Dergimizin ilk sayılarından beri “gönüllü olalım, gönülle olalım” diye sesleniyoruz sizlere. Gönlümüzle yaşadığımız sürece gelecek endişesi ve kariyer derdi gibi meselelerin buharlaşacağını hatırlatıyoruz. Zira biliyoruz ki gönüllüğü bir hayat tarzı olarak tercih edenler dünyanın geçici makam ve mevkilerini “amaç” olmaktan çıkarıyor, gönüllü yaşamanın sonsuz güzelliğinin yanında kariyer kaygısının çok küçük kaldığını fark ediyor. Bu böyledir; çünkü gönlümüz başkalarının derdi ile dertlendiğinde, gönlümüz “herkes her şeyden dolayı her şeyden sorumludur” hissiyle dolduğunda aşkınlığa doğru yol tutarız, Hak katında makbul olanın gönül mahsulü salih ameller olduğunu anlarız.

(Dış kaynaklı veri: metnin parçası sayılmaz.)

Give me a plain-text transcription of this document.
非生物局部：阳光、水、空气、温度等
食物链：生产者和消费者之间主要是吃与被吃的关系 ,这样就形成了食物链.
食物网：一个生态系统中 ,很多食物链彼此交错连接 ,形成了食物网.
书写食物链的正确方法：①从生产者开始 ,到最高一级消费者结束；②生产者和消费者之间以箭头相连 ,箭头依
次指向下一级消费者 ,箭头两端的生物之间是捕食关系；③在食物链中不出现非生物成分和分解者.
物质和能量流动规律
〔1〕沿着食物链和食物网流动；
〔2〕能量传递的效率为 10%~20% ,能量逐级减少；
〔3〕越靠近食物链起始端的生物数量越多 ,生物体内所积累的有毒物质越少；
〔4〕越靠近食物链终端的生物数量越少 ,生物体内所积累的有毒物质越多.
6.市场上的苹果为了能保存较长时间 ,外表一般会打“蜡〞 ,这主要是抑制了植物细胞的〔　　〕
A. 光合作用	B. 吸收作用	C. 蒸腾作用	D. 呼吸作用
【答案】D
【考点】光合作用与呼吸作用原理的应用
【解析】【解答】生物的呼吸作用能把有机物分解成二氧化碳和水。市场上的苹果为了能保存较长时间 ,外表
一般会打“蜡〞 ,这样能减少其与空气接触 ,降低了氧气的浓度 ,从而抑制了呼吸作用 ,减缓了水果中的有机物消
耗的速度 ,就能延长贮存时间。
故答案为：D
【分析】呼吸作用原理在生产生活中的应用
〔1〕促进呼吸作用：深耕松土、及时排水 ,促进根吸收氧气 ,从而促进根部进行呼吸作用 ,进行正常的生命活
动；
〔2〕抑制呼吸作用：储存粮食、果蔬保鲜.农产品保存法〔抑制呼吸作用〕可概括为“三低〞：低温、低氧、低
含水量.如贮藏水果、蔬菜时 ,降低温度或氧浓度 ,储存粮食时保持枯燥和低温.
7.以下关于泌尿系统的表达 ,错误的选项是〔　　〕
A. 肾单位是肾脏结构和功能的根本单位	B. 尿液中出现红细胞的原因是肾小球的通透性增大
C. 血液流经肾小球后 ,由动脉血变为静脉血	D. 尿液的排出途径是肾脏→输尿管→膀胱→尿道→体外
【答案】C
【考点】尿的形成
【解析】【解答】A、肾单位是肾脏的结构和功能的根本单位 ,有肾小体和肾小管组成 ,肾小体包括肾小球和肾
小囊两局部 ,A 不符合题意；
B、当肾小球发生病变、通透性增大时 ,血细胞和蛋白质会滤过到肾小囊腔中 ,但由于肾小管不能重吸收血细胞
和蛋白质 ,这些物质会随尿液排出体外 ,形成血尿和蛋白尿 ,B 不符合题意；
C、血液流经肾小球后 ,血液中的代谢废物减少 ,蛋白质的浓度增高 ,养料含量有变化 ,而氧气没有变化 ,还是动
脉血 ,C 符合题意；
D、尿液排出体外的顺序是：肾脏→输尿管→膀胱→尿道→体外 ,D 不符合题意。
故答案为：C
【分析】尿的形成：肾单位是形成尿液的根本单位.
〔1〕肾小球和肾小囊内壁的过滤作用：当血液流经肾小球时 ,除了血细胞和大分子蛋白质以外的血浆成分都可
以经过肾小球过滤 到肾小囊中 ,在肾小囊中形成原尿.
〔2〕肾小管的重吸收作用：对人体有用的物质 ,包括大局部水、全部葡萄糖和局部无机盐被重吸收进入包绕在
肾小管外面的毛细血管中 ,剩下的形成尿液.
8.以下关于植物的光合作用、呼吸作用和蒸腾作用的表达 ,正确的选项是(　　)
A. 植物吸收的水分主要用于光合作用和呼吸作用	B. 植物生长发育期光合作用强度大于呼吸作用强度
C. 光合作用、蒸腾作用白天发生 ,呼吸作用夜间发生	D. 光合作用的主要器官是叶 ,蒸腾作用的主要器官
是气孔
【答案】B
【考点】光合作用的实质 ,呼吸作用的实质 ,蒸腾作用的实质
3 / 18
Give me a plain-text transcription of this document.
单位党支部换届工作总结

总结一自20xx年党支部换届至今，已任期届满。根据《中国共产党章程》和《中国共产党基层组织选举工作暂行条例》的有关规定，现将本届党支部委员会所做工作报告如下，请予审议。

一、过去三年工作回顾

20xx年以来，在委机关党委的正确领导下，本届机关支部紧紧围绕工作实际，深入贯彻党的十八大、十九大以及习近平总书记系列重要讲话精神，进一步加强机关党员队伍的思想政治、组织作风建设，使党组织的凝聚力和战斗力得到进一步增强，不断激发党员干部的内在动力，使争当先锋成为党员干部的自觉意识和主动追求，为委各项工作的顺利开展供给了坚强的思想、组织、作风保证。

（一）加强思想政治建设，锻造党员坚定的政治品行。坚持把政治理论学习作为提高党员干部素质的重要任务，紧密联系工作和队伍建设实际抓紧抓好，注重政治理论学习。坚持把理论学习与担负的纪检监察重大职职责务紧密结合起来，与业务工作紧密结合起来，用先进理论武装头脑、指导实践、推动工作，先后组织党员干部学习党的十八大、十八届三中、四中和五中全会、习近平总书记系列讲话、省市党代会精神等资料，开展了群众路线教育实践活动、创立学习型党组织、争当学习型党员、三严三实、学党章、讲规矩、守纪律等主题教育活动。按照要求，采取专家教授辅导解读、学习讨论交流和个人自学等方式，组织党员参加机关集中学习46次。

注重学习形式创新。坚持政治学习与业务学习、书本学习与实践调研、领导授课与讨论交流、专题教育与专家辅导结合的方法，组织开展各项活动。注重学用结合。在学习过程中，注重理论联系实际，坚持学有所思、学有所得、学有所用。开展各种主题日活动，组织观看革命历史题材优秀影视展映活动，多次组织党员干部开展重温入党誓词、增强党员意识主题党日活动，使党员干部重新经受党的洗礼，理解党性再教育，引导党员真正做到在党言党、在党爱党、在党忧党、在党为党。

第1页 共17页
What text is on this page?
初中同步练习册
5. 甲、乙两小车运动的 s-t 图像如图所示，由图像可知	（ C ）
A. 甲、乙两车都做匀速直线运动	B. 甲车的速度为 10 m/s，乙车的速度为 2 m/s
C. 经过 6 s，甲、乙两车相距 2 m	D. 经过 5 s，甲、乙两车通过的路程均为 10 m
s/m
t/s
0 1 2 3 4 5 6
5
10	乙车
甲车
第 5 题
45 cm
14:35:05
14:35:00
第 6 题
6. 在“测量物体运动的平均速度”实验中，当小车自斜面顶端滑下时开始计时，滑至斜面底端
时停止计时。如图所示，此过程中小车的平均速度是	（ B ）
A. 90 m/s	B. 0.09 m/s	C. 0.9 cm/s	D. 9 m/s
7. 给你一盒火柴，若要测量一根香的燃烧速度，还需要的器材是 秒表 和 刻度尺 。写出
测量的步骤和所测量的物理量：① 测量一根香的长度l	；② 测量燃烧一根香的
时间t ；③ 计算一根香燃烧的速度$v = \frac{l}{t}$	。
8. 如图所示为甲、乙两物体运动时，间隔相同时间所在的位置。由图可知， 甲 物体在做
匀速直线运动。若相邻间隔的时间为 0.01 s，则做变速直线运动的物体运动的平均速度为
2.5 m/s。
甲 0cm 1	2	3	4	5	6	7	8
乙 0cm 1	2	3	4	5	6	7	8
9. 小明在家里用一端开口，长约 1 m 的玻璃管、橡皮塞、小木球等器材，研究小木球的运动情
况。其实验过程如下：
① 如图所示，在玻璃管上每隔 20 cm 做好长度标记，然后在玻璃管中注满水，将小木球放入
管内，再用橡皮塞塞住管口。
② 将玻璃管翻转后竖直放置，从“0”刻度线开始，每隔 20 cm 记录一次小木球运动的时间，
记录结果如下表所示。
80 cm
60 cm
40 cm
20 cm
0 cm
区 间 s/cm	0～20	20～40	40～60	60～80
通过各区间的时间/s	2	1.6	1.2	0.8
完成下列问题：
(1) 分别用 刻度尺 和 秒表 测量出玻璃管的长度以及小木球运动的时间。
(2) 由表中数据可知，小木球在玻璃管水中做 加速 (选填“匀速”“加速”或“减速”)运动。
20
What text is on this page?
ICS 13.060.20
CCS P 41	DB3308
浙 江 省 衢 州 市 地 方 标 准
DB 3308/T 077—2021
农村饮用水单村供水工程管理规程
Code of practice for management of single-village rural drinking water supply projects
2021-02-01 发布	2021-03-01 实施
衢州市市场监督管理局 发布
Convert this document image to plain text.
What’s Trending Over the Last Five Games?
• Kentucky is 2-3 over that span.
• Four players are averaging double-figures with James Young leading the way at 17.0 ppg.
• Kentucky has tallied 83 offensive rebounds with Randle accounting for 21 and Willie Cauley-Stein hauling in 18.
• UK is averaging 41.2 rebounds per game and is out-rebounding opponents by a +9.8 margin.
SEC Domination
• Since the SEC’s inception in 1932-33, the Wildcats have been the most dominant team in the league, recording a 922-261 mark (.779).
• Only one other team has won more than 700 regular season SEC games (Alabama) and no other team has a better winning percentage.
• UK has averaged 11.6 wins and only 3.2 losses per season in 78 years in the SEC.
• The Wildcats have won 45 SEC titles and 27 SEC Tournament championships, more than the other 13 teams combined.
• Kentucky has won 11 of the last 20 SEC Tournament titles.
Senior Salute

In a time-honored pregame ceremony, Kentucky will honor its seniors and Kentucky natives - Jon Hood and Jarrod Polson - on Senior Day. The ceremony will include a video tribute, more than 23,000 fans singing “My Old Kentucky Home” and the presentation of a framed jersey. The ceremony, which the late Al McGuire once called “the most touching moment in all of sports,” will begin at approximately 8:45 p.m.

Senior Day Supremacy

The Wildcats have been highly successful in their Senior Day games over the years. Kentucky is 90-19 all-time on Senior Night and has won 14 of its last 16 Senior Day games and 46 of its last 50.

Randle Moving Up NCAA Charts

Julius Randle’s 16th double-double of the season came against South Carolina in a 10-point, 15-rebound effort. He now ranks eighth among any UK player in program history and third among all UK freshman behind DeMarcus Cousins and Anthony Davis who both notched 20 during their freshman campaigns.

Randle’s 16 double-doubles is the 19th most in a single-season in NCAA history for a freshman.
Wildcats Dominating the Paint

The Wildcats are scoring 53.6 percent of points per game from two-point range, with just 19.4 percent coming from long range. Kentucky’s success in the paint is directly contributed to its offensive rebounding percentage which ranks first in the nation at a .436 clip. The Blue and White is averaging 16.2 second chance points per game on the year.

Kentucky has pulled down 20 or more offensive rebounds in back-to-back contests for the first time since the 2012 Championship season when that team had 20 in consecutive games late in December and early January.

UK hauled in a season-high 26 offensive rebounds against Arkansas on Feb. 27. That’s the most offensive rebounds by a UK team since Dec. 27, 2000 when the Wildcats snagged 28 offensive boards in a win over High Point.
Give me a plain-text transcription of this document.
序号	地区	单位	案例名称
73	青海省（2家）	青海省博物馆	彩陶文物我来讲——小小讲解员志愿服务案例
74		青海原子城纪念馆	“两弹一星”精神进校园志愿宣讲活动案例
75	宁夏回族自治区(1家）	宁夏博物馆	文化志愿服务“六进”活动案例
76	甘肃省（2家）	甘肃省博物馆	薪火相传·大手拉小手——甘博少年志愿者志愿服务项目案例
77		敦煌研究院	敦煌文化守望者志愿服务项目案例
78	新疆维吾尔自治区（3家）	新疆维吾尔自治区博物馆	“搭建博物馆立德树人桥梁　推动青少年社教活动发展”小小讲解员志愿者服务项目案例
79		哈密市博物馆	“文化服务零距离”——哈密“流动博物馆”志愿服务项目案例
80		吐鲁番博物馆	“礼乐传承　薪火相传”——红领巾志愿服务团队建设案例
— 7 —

Gönüllüğün bayraktarlığını yapmaya, genç dostlarımıza her fırsatta “gönüllü ol” demeye devam edeceğiz. Dernekler, vakıflar, sivil toplum kuruluşları, üniversite kulüpleri vs. gibi çeşitli vesilelerle gönüllülük faaliyetlerine katılmanın önemini vurgulayacağız. Diğer yandan da «bir zamanlar falan yerde, filan projede gönüllüydüm, şimdi pek vakit olmuyor, bizden geçti sanki» diyenleri de şu şekilde tatlı sert uyaracağız:
“Hangi pozisyonda olursak olalım, nerede bulunursak bulunalım, son nefese kadar, gönlümüzdeki en güzel duygularla insanlığın hayrına adım atmak, hesabî değil hasbî yaşamak boynumuzun borcudur. Bencilliğimizi aşıp, konforumuzu bozup, gönlümüzden kopup gelecek hayırların peşine düşmediğimiz an, benden bu kadar dediğimiz an, bittik demektir. Gönüllülük faaliyetleri mevsimlerle, dönemlerle, projelerle, derneklerle sınırlı değildir. Madem ki insan olarak yaratıldık, madem ki bir gönül taşıyoruz, hızla kıyamete doğru sürüklenen şu ‘dert dolu’ dünyanın bir ucundan gönüllü olarak tutmaya mecburuz. Aman gönlümüzü koruyalım, kendi şahsi gündemlerimize gömülüp gaflete dalmayalım; aman gönlümüzün üzerine titreyelim, dünyaya kapılıp da hayır koşusundan geri kalmayalım. Aman dostlar kenara çekilmeyelim, yüreğimiz O’nun uğrunda gayret etmedikçe kanmaz, aman dostlar gönüllüğün jübilesi olmaz.”
**
Ramazan kapımızda, ne saadet. Peygamber Efendimiz’in iki ay öncesinden hazırlandığı, kavuşmak için özel dualar ettiği “oruç okulunun” öğrencileri olacağız kısmetse. Çok özel bir okul bu, çok özel bir eğitim bizi bekliyor. Kapak dosyamız bu kutlu okulun değerini bilelim, eşsiz irfan ve hikmet derslerinden bolca nasiplenelim diye hazırlandı. Anlayışımızın ve hissiyatımızın artmasına vesile olmasını dileriz Rabbimizden...
Temmuz ayında görüşmek üzere. Gönüllü kalın, gönülle kalın.